To facilitate the construction of the mine and the company’s promise of 700 long-term jobs, Gov. Scott Walker signed legislation last year granting GTac astonishing latitude. The new law allows the company to fill in pristine streams and ponds with mine waste. It eliminates a public hearing that had been mandated before the issuing of a permit, which required the company to testify, under oath, that the project had complied with all environmental standards. It allows GTac to pay taxes solely on profit, not on the amount of ore removed, raising the possibility that the communities affected by the mine’s impact on the area’s roads and schools would receive only token compensation.

The legislation has generated fierce opposition since it was first introduced in 2011. The following year, the bill was actually defeated in the State Senate, 17 to 16, owing to the defection of one Republican, Dale Schultz.

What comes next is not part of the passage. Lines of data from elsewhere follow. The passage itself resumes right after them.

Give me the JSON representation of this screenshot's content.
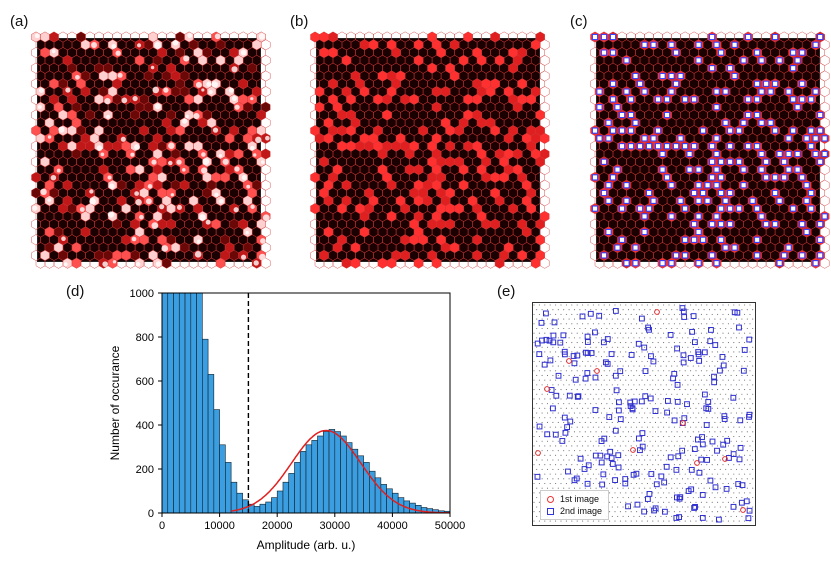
{
  "panels": {
    "a": {
      "label": "(a)"
    },
    "b": {
      "label": "(b)"
    },
    "c": {
      "label": "(c)"
    },
    "d": {
      "label": "(d)"
    },
    "e": {
      "label": "(e)"
    }
  },
  "legend": {
    "first": "1st image",
    "second": "2nd image",
    "first_color": "#e03030",
    "second_color": "#3030d0"
  },
  "chart_data": {
    "type": "bar",
    "xlabel": "Amplitude (arb. u.)",
    "ylabel": "Number of occurance",
    "xlim": [
      0,
      50000
    ],
    "ylim": [
      0,
      1000
    ],
    "xticks": [
      0,
      10000,
      20000,
      30000,
      40000,
      50000
    ],
    "yticks": [
      0,
      200,
      400,
      600,
      800,
      1000
    ],
    "bin_width": 1000,
    "threshold": 15000,
    "bar_color": "#3a9ee0",
    "fit_color": "#e02020",
    "fit": {
      "amplitude": 375,
      "center": 28500,
      "sigma": 6000
    },
    "bins_start": 0,
    "counts": [
      1000,
      1000,
      1000,
      1000,
      1000,
      1000,
      1000,
      790,
      630,
      470,
      310,
      230,
      140,
      90,
      60,
      40,
      30,
      40,
      50,
      70,
      100,
      140,
      180,
      230,
      280,
      310,
      330,
      350,
      370,
      380,
      370,
      350,
      320,
      290,
      260,
      230,
      190,
      160,
      130,
      110,
      90,
      70,
      55,
      45,
      35,
      25,
      20,
      15,
      10,
      8
    ]
  }
}
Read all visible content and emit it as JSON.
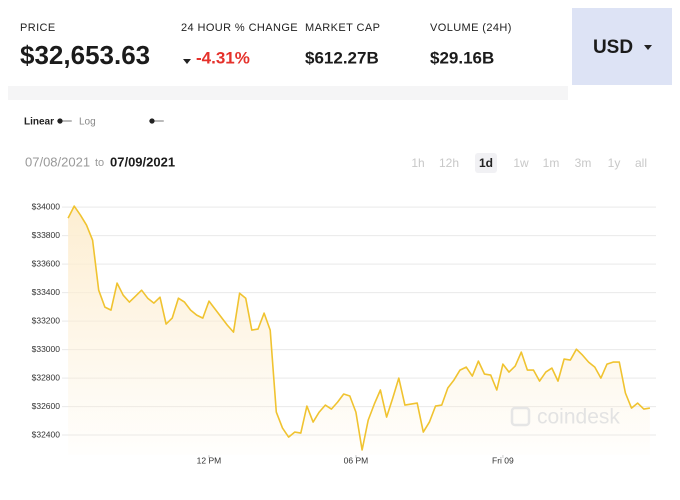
{
  "header": {
    "stats": [
      {
        "label": "PRICE",
        "value": "$32,653.63"
      },
      {
        "label": "24 HOUR % CHANGE",
        "value": "-4.31%",
        "color": "#e5312b"
      },
      {
        "label": "MARKET CAP",
        "value": "$612.27B"
      },
      {
        "label": "VOLUME (24H)",
        "value": "$29.16B"
      }
    ],
    "currency": "USD"
  },
  "scale_options": [
    "Linear",
    "Log"
  ],
  "date_range": {
    "from": "07/08/2021",
    "separator": "to",
    "to": "07/09/2021"
  },
  "ranges": [
    "1h",
    "12h",
    "1d",
    "1w",
    "1m",
    "3m",
    "1y",
    "all"
  ],
  "selected_range": "1d",
  "watermark": "coindesk",
  "chart_data": {
    "type": "line",
    "color": "#f0c330",
    "fill": "#fdeed2",
    "grid": true,
    "x": [
      6.25,
      6.5,
      6.75,
      7,
      7.25,
      7.5,
      7.75,
      8,
      8.25,
      8.5,
      8.75,
      9,
      9.25,
      9.5,
      9.75,
      10,
      10.25,
      10.5,
      10.75,
      11,
      11.25,
      11.5,
      11.75,
      12,
      12.25,
      12.5,
      12.75,
      13,
      13.25,
      13.5,
      13.75,
      14,
      14.25,
      14.5,
      14.75,
      15,
      15.25,
      15.5,
      15.75,
      16,
      16.25,
      16.5,
      16.75,
      17,
      17.25,
      17.5,
      17.75,
      18,
      18.25,
      18.5,
      18.75,
      19,
      19.25,
      19.5,
      19.75,
      20,
      20.25,
      20.5,
      20.75,
      21,
      21.25,
      21.5,
      21.75,
      22,
      22.25,
      22.5,
      22.75,
      23,
      23.25,
      23.5,
      23.75,
      24,
      24.25,
      24.5,
      24.75,
      25,
      25.25,
      25.5,
      25.75,
      26,
      26.25,
      26.5,
      26.75,
      27,
      27.25,
      27.5,
      27.75,
      28,
      28.25,
      28.5,
      28.75,
      29,
      29.25,
      29.5,
      29.75,
      30
    ],
    "values": [
      33923,
      34007,
      33944,
      33874,
      33768,
      33417,
      33298,
      33277,
      33467,
      33382,
      33333,
      33375,
      33417,
      33361,
      33326,
      33368,
      33179,
      33221,
      33361,
      33333,
      33277,
      33242,
      33221,
      33340,
      33284,
      33228,
      33172,
      33123,
      33396,
      33361,
      33137,
      33144,
      33256,
      33137,
      32561,
      32449,
      32386,
      32421,
      32414,
      32603,
      32491,
      32561,
      32610,
      32582,
      32631,
      32688,
      32674,
      32561,
      32295,
      32505,
      32617,
      32716,
      32526,
      32659,
      32800,
      32610,
      32617,
      32624,
      32421,
      32491,
      32603,
      32610,
      32730,
      32786,
      32856,
      32877,
      32814,
      32919,
      32828,
      32821,
      32716,
      32898,
      32842,
      32884,
      32982,
      32856,
      32856,
      32779,
      32842,
      32870,
      32779,
      32933,
      32926,
      33003,
      32961,
      32912,
      32877,
      32800,
      32898,
      32912,
      32912,
      32695,
      32589,
      32624,
      32582,
      32589
    ],
    "xlim": [
      6,
      30.25
    ],
    "xticks": [
      {
        "value": 12,
        "label": "12 PM"
      },
      {
        "value": 18,
        "label": "06 PM"
      },
      {
        "value": 24,
        "label": "Fri 09"
      }
    ],
    "ylim": [
      32260,
      34050
    ],
    "yticks": [
      {
        "value": 32400,
        "label": "$32400"
      },
      {
        "value": 32600,
        "label": "$32600"
      },
      {
        "value": 32800,
        "label": "$32800"
      },
      {
        "value": 33000,
        "label": "$33000"
      },
      {
        "value": 33200,
        "label": "$33200"
      },
      {
        "value": 33400,
        "label": "$33400"
      },
      {
        "value": 33600,
        "label": "$33600"
      },
      {
        "value": 33800,
        "label": "$33800"
      },
      {
        "value": 34000,
        "label": "$34000"
      }
    ]
  }
}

After the vote, the Republican majority leader, Scott Fitzgerald, told me that “the corporation and their attorneys drafted a bill that may have been acceptable in other states,” with the implication being that the company had perhaps gone too far for Wisconsin.

Since then, however, Democrats have lost three Senate seats and an even more industry-friendly version of the bill was revived and passed. According to the Wisconsin Democracy Campaign, a campaign-finance watchdog, GTac executives and other mine supporters have donated a total of $15 million to Governor Walker and Republican legislators, outspending the mine’s opponents by more than 600 to 1.